I began reading Crime and Punishment a few days ago. It's sometimes fun to speculate about how one's reaction to a book might be colored by the author's reputation—in this case, a large one. With, say, Ulysses, I'm pretty confident I'd ditch it in a minute, or five pages, if not for knowing beforehand that it's one of the most esteemed works of the twentieth century. So you persist, if you persist, partly to try and discover what other people, but not you so far, have discerned. That's the opposite of how I feel about Crime and Punishment! It seems like a pot-boiler, pulpy, overdrawn, fantastical, a melodrama. I'd never guess that it's regarded as a masterpiece of the world's literature, but I'd tear through it just to find out what happens. Will Raskolnikov kill the wretched old pawnbroker? If he does, will he be found out? Will the mass of forward pages unfurl like a police procedural, 19th-century St Petersburg, Russia style? What about his sister, Dunya—will her impending marriage to Luzhin occur? will he turn out to be a self-seeking prig and bully, as foreseen by Raskolnikov?
To give one small example of what I mean by such adjectives as "overdrawn" and "fantastical": you could not say that Dostoevsky makes use of the trope about the "prostitute with a heart of gold" because, in his work, she's a saint, a Christian, a suffering servant. He one-ups sentimental rubbish. He'd be easy to lampoon but I can't set him down.

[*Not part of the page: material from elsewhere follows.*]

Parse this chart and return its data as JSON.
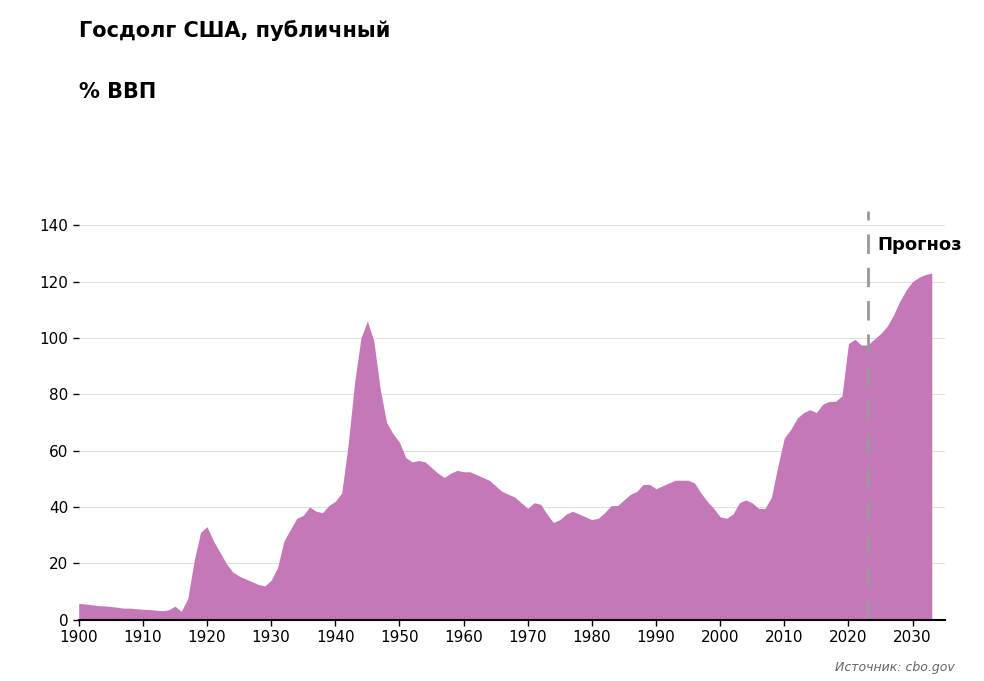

Dostoevsky: a guilty pleasure.
Of course, I do know something about the author and his reputation, so I can see, too, that the book is going to be a vehicle for exploring various philosophical/religious ideas, such as: Should the goal of life be to achieve a surplus of pleasure over pain and become, in a term not yet invented, self-actualized? The answer to that is going to be a thundering No, but, to tell the truth, I hardly care: I just want to know what's going to happen. One senses that the book was written in a kind of fever—because, while reading, you feel like you've caught it.